(Reuters) - Valeant Pharmaceuticals International Inc (VRX.TO), Canada’s largest listed drugmaker, wants to become one of the world’s top five pharmaceutical companies by market capitalization by the end of 2016, largely through acquisitions, it said on Tuesday.
Shares of Valeant, which bought contact lens maker Bausch + Lomb Holdings Inc for $8.7 billion in August, were up 10.1 percent at C$132.08 in midday trading in Toronto. The stock more than doubled in 2013 on the strength of the company’s acquisitions.
“Unless you aim high, you don’t achieve high,” Chief Executive Michael Pearson said on a conference call with analysts and investors. “How we get there, we can’t say at this time.”
Montreal-based Valeant would need a market capitalization of about $150 billion to crack the top five, Pearson said. It is now valued at about $38.4 billion and sits within the top 15 pharmaceutical companies by that measure.
“The image that comes to my mind is Babe Ruth coming to the plate, pointing to the bleachers and then hitting the ball there,” said Glenn Greenberg, managing director of Brave Warrior Advisors, which controls 6.6 million Valeant shares. “It shows a certain level of self-confidence.”
Greenberg said he was encouraged by Valeant’s focus on specific types of buys and that the company was not afraid to pass up potential acquisitions if they do not meet its criteria.
“This guy (Pearson) has created a huge amount of value in the last five years,” he said.
Valeant is pursuing a so-called merger of equals as well as smaller deals, but will look this year to pull off one acquisition of similar size to the Bausch purchase, Pearson said.
Even as it pursues acquisitions, the company said it would aim this year to reduce its debt ratio to below four times earnings before interest, taxes, depreciation and amortization from around 4.5 times currently.
Valeant officials said their acquisition interests were focused on the Middle East, Asian and Russian markets and include medical devices.

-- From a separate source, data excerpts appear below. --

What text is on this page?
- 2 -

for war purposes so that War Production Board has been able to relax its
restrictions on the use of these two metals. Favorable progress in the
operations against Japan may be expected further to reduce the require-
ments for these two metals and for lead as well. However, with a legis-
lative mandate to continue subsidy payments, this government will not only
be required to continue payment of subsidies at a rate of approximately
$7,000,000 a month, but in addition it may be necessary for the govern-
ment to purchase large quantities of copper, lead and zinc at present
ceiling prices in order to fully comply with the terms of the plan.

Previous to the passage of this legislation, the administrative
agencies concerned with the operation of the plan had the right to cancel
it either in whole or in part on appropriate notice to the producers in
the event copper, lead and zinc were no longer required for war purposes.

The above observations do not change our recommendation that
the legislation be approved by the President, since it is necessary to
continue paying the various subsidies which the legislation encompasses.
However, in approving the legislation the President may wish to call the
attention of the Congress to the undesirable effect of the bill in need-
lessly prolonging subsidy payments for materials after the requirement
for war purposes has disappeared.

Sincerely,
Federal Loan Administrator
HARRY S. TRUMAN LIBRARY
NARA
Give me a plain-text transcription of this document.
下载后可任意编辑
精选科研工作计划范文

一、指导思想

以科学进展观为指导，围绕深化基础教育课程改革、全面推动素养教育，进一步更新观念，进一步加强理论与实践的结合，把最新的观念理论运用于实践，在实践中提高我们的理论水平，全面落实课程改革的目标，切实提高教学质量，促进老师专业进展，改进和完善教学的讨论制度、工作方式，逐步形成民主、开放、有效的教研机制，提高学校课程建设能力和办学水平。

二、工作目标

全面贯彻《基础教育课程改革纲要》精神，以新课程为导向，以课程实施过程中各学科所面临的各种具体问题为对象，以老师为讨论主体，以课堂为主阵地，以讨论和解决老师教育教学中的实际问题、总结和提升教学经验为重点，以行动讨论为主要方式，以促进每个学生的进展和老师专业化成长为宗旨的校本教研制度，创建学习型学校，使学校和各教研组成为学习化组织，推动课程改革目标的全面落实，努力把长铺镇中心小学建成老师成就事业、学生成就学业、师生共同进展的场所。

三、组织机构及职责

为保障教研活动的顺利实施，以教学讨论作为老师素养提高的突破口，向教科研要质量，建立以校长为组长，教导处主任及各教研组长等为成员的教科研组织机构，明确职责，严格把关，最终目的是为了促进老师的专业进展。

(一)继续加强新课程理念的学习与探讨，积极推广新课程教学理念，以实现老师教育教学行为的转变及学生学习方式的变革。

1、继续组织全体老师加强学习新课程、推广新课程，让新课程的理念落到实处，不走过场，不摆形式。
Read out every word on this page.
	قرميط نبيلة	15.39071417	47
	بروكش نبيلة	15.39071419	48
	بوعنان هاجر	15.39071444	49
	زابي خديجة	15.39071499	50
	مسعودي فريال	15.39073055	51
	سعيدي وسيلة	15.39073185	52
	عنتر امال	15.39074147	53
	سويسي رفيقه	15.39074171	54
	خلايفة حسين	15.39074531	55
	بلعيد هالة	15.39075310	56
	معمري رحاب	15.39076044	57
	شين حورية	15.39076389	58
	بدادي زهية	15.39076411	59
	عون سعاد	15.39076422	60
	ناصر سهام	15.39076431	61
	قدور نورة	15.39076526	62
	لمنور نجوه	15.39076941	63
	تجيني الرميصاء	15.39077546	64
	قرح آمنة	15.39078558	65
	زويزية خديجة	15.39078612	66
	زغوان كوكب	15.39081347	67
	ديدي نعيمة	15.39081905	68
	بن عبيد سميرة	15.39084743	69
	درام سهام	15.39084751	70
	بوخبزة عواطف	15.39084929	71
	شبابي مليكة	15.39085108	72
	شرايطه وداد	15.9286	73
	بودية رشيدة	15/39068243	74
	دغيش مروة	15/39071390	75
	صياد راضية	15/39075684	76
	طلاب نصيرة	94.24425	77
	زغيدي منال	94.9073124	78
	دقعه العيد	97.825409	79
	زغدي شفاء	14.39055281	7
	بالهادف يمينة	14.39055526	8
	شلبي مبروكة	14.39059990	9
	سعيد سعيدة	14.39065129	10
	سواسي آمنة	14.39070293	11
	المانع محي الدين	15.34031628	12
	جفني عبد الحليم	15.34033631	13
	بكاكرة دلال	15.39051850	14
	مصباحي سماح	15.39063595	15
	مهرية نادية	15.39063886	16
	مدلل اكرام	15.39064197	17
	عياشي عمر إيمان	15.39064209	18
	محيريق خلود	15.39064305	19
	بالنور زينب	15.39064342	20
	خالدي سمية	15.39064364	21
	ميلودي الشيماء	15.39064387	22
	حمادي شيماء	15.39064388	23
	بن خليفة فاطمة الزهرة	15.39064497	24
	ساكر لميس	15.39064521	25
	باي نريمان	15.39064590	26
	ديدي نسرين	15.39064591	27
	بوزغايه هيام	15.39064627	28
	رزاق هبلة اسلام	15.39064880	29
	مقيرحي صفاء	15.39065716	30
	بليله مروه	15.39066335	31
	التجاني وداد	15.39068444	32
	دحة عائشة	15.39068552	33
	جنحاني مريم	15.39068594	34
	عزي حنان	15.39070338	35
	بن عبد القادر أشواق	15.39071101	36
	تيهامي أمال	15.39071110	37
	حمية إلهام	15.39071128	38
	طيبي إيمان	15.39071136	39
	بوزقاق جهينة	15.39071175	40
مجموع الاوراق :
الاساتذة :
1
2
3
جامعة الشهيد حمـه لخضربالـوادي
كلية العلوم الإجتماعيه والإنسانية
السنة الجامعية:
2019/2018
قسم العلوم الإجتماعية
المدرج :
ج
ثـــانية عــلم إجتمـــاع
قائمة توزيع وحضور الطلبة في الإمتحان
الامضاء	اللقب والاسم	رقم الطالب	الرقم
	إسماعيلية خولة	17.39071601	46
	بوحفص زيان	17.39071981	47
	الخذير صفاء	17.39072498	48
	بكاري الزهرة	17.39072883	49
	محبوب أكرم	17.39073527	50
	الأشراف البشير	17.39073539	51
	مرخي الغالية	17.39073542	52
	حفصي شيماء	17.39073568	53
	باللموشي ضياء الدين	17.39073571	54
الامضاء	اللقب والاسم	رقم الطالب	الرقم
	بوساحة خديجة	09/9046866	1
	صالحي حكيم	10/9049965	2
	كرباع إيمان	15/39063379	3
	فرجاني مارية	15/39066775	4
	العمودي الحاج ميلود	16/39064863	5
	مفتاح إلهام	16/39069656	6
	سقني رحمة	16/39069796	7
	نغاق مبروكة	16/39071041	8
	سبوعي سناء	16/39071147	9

In the past, the company has bought companies that sell products directly to consumers.
“We’re not going to change our strategy,” Pearson said. “We’re not going to do anything short term that we’ll regret doing a year or two later.”
Also on Tuesday, Valeant forecast increases of about 40 percent this year in revenue and “cash earnings,” which exclude certain items such as acquisition and restructuring costs.
The company said it expected cash earnings of $8.25 to $8.75 per share, while analysts on average were estimating $8.71, according to Thomson Reuters I/B/E/S.
Valeant expects earnings to be weighted toward the back half of the year, with higher expenses earlier because of product launches, the timing of realizing savings from the Bausch deal, and other factors.
Valeant forecast 2014 revenue of $8.2 billion to $8.6 billion. Analysts are expecting $8.279 billion.